Hayat bence bir büyük serüven,hiç bitmeyen bir sınav ve bu süre zarfında kendini bulabilene ve kendini olduğu gibi bozulmadan saklayabilene ve buna rağmen dış mihraplar tarafından zarar görmeyene bravo!!!
Sevgiyle Kal...
Bunu anlasan insanlar hayat çekilir olur zaten, ben 6 senedir reiki yapıyorum hala bu ne ayol diyenler var. Sevgiler.

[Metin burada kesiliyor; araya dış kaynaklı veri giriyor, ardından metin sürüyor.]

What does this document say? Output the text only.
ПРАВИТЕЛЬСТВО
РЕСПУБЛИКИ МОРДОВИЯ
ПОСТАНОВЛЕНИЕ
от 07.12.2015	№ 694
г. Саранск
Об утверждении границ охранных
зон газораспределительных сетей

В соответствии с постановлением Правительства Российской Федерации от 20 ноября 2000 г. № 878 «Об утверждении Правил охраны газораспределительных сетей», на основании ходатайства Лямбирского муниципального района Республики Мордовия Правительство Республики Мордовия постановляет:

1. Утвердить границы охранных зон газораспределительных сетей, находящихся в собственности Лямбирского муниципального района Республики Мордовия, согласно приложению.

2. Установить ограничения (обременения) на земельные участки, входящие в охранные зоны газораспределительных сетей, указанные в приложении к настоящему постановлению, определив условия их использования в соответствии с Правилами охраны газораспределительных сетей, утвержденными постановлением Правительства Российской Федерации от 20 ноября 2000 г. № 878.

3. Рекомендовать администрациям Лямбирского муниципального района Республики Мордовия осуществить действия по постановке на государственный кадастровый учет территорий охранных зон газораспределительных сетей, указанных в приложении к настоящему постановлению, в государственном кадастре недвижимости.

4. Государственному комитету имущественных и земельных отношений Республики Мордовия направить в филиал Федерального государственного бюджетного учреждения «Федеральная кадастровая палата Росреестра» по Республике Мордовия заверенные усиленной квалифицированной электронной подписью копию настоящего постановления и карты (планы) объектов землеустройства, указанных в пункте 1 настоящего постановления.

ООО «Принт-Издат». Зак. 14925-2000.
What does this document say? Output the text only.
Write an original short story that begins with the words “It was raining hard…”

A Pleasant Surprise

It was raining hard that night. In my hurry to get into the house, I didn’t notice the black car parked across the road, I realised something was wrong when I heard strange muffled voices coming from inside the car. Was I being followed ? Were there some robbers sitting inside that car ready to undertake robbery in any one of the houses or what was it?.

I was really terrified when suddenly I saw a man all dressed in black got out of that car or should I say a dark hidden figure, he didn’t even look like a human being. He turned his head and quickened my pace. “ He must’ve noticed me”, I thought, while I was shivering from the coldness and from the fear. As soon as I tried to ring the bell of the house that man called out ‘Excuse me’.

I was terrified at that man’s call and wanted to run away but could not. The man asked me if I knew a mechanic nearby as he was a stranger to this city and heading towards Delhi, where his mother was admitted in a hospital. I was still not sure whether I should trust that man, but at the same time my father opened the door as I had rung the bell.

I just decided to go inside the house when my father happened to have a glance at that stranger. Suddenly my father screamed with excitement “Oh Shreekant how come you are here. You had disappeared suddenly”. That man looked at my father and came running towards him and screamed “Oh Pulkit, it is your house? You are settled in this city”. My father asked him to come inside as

Bos suficim bosss bunlar. Sen konusmussun bin kelime biz konustuk on bin. Sen birak eti kemigi cikar bagrindan kalbini, cikmis kalbimle dansetsinler orta yerde. O muzikle yeniden kurulsun dunya...
Sevgili dostlar;
Noktadan türedi ya hece koştu kelime oldu, hızlandı cümle ve yine nasıl noktaya ulaştıysa bizde nokta gibi olan o zerreden varolduktan sonra büyüdük geliştik İNSAN olduk, becerebildiysek.Evrimcilerin tatbiki resimlerini hatırlarsanız dimdik kalem gibi duran insan; ömrünün sonuna doğru bükülüp küçülüp tekrar başa dönüyor.Canlarım esas mesele dimdik ve tam ortadayken özümüzü ve nereden gelip nereye gittiğimizi ve kim olduğumuzu fehmedebilmek.Hepinize teşekkürler ve özden özlerinize sevgiler.